Dr Badié HIMA est Senior Directeur Résident du NDI au Mali et ancien membre de la CENI Niger. Acteur et observateur du processus démocratique en Afrique, il livre dans une interview qui paraitra la semaine prochaine dans Le Républicain et Niger Inter, ce qu’il a appelé « les leçons kényanes pour la démocratie en Afrique ».
Si les démocrates du monde entier saluent le courage de la Cour suprême du Kenya, Dr Badié HIMA salue et apprécie. Il avance même que malgré les problèmes encore non résolus, l’Afrique est dans la bonne direction pour s’approprier sa propre histoire. Il s’empresse cependant de rappeler qu’il y a eu la Cour Constitutionnelle sous Mme Bazeye au Niger.
A la question, quelles sont les leçons kenyanes pour la démocratie en Afrique, il développe les éléments fondamentaux suivants :
1. La nécessité de construire des institutions fortes. Ce n’est pas assez de le répéter, cela a toujours été répété, mais ce qui n’a pas été suffisamment développé, est ceci : qu’est-ce qu’il faut pour avoir des institutions fortes dans un pays.
2. La forte capacité de mobilisation de l’opposition et sa maitrise effective et exacte de la loi électorale et des questions du contentieux électoral, des formes d’irrégularités et des procédures de plainte. Odinga et son parti viennent d’administrer la preuve.

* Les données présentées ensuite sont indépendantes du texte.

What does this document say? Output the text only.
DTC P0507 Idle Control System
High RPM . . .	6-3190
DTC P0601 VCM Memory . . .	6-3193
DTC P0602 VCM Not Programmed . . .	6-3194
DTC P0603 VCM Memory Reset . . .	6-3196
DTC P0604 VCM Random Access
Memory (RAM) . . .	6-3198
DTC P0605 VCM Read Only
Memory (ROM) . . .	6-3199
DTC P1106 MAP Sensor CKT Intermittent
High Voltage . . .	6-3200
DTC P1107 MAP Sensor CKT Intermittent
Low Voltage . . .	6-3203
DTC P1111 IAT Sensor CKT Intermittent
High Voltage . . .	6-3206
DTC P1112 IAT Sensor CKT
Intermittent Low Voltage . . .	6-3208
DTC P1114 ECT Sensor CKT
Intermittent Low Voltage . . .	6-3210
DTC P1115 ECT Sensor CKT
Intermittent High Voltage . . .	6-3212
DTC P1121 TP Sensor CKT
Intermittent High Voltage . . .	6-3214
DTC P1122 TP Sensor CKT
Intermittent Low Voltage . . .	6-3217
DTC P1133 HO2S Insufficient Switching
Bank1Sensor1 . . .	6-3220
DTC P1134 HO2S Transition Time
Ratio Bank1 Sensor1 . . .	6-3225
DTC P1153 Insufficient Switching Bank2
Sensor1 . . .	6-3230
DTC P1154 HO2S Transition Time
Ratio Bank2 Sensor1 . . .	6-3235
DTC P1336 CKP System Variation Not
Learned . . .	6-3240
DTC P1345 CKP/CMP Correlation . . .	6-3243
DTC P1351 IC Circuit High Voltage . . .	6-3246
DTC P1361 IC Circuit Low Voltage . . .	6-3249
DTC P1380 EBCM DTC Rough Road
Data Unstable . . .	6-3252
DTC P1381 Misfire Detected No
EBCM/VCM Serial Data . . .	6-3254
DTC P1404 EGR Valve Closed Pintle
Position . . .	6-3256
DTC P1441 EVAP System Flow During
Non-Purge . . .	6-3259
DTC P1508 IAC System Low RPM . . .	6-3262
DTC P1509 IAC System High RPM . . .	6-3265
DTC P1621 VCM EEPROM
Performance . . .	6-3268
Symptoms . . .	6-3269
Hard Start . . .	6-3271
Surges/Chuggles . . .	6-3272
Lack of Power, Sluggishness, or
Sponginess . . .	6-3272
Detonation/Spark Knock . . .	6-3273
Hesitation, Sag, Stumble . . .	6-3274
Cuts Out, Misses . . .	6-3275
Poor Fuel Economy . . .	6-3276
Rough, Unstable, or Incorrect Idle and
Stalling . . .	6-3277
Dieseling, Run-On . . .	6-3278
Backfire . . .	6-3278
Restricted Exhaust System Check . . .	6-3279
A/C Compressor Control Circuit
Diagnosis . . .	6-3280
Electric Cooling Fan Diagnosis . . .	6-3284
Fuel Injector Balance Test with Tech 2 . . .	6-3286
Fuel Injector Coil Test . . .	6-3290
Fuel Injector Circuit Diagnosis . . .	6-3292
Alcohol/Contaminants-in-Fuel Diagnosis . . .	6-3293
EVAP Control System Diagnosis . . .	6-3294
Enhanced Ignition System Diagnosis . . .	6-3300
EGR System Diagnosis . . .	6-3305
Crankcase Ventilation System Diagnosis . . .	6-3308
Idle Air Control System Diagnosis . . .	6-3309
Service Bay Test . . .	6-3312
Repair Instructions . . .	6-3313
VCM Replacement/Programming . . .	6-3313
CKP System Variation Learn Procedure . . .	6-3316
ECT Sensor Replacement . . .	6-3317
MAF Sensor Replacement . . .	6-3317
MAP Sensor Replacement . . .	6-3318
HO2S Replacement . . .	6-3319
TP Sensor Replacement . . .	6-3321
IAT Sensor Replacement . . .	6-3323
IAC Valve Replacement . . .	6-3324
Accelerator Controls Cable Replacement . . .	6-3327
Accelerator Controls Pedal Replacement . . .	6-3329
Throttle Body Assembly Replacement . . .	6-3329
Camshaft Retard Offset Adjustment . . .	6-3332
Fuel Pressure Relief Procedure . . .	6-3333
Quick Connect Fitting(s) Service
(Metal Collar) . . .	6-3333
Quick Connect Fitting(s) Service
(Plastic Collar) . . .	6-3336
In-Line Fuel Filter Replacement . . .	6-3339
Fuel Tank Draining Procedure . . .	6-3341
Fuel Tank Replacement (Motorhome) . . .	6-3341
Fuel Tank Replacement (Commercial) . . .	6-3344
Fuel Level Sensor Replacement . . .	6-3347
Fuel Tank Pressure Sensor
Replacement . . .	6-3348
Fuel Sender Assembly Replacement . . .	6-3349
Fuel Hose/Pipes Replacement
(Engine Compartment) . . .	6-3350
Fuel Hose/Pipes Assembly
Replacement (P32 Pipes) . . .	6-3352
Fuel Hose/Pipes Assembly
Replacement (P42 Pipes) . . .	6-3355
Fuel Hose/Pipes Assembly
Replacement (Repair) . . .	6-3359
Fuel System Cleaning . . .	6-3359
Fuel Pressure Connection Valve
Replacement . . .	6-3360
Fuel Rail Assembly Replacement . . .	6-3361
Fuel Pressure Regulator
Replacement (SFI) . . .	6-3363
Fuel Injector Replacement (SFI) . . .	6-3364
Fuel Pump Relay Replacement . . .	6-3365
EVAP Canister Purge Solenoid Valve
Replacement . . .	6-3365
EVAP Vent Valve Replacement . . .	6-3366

3. La capacité de documentation des irrégularités, si vous ne pouvez pas documenter les irrégularités, il est inutile de contester, inutile d’en vouloir à la Cour constitutionnelle et à la cour suprême, ni de se plaindre de la Communauté internationale ou de l’observation internationale ou nationale. Ces derniers sont des acteurs importants du processus, de grands témoins, mais les partis politiques sont au centre d’une élection, ils sont les compétiteurs. C’est au plaignant d’administrer la preuve dans le contexte d’institutions précaires et non indépendantes. Il faut donc couvrir et investir le terrain. Les technologies de l’information le permettent aujourd’hui. Si dans beaucoup de pays, les cours sont qualifiées de non indépendantes, il faut éprouver leur dépendance en documentant massivement les irrégularités et en les brandissant aux yeux de l’opinion nationale et internationale. Les institutions chargées du contentieux sont obligées de sévir quand les preuves irréfutables et concrètes sont brandies. Elles sont obligées de s’aligner sur les standards, cela malgré elles. Il faut les obliger à s’aligner par la documentation et la publicité sur les irrégularités.
4. La capacité de l’opposition à maîtriser ses militants par des messages de paix afin d’éviter les violences qui entament la légitimité de ses revendications et donnent des arguments au parti au pouvoir en place pour arrêter et réprimer dans ses rangs et tuer l’expression légitime de la volonté populaire
5. La maitrise par les partis de l’opposition de l’enrôlement des électeurs, donc la question récurrente du fichier électoral. Les partis politiques de l’opposition doivent le maitriser parfaitement au risque de se voir imposer un résultat ou un score programmé dans et par le processus d’élaboration du fichier électoral, qui n’a rien à avoir avec leur réelle représentation nationale. Souvent des manœuvres peuvent être inventées pour exclure leur fief électoral de l’enrôlement. L’opposition gabonaise ne l’a-t-elle pas vécu? Il existe plusieurs autres cas en Afrique.
6. Une observation nationale indépendante par la société civile et le décompte parallèle si les conditions le permettent.
7. La permanence dans la lutte, la volonté du peuple doit être défendue avec courage et détermination, même au prix de la dureté de la vie dans l’opposition. N’a-t-on pas dit qu’il faut vivre et mourir pour ses idées. S’il faut « compétir » pour gagner aujourd’hui, on peut perdre aujourd’hui. il faut donc inscrire le combat politique dans la durée. Il est dur de s’opposer indéfiniment, d’être brimé dans ses droits indéfiniment, comme le cas de Odinga, ou de nombreux opposants sur le continent mais il est combien noble de lutter pour ses idées et de continuer à lutter pour les millions de citoyens qui croient aux mêmes idées. Un jour, vous gagnerez. un jour Odinga vaincra.